The next weekend on Saturday we metro'd and uber'd to Mount Vernon and a street art festival and then on Sunday rented another tiny little rattle-trap car (which was upgraded to a Mercedes!) and we drove to Great Falls on the Potomac River....








..... and finished the day by pulling up in style to a winery.





And now ... back to my original Christmas letter.










Jorge was only able to visit Abby once while she was in DC because he’s been busy finishing up the final statistics, lab work, analysis, writing and everything else he needs to do in order to complete his PhD in the fall of 2017.  Who knows where they’ll live once he finishes and finds a job (if it’s DC we still have our metro cards!) but wherever it is, we’ll be brightening their lives with our visits.      

Leslie and Ryan will be going to DC themselves for a week in April because a few weeks ago Ryan was chosen as the Wyoming State Teacher of the Year!  They’ll be participating in all kinds of activities, one of which will be a black-tie dinner at the White House, but what they’re really excited about is that all five of them will get to go to Space Camp!  As exciting as that is, I think Leslie was even more ecstatic when, after a year and a half of taking classes, studying and writing papers at the same time she was teaching full time, she finished her Masters in Special Education. 

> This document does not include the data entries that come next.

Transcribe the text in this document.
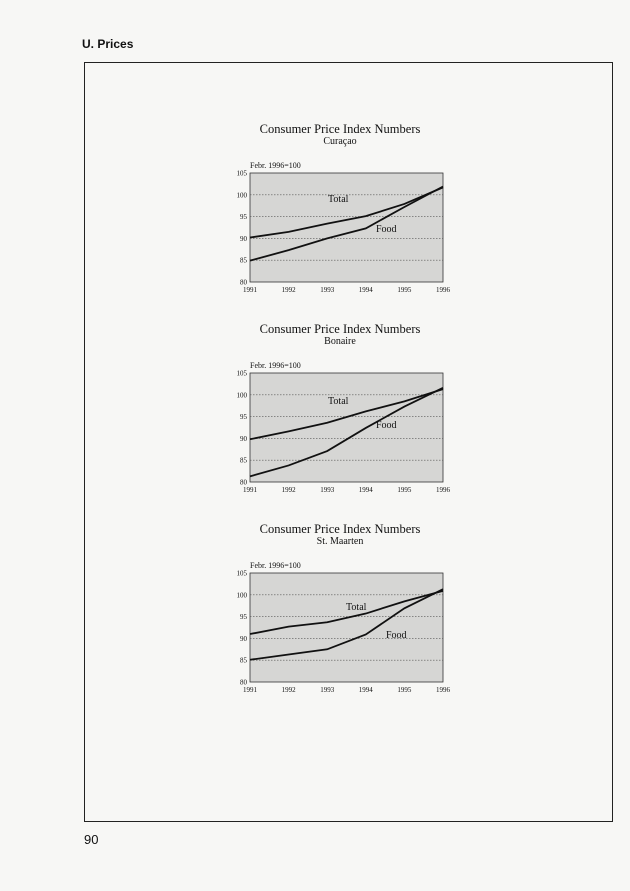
U. Prices
Consumer Price Index Numbers
Curaçao
Febr. 1996=100
80
85
90
95
100
105
1991	1992	1993	1994	1995	1996
Total
Food
Consumer Price Index Numbers
Bonaire
Febr. 1996=100
80
85
90
95
100
105
1991	1992	1993	1994	1995	1996
Total
Food
Consumer Price Index Numbers
St. Maarten
Febr. 1996=100
80
85
90
95
100
105
1991	1992	1993	1994	1995	1996
Total
Food
90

That means that I am now the only non-nerd in the family.   If I was a nerd, I would develop a spreadsheet of the composition, size, shape, texture and weight of every object Baxter has thrown up.  Or I would analyze the dog food that Angus had been eating to determine why it gave him seizures.  Or I would calculate degree days to determine the average date of arrival of Box Elder bugs so I’d be armed and ready for the annual massacre.  Or I’d write a program to model the average placement, circumference and sliminess of the turkey poop left in our yard so I’d know where to step.  But instead I think I’ll just accept my non-nerd status and go bake some Christmas cookies.

Merry Christmas and Happy New Year!!!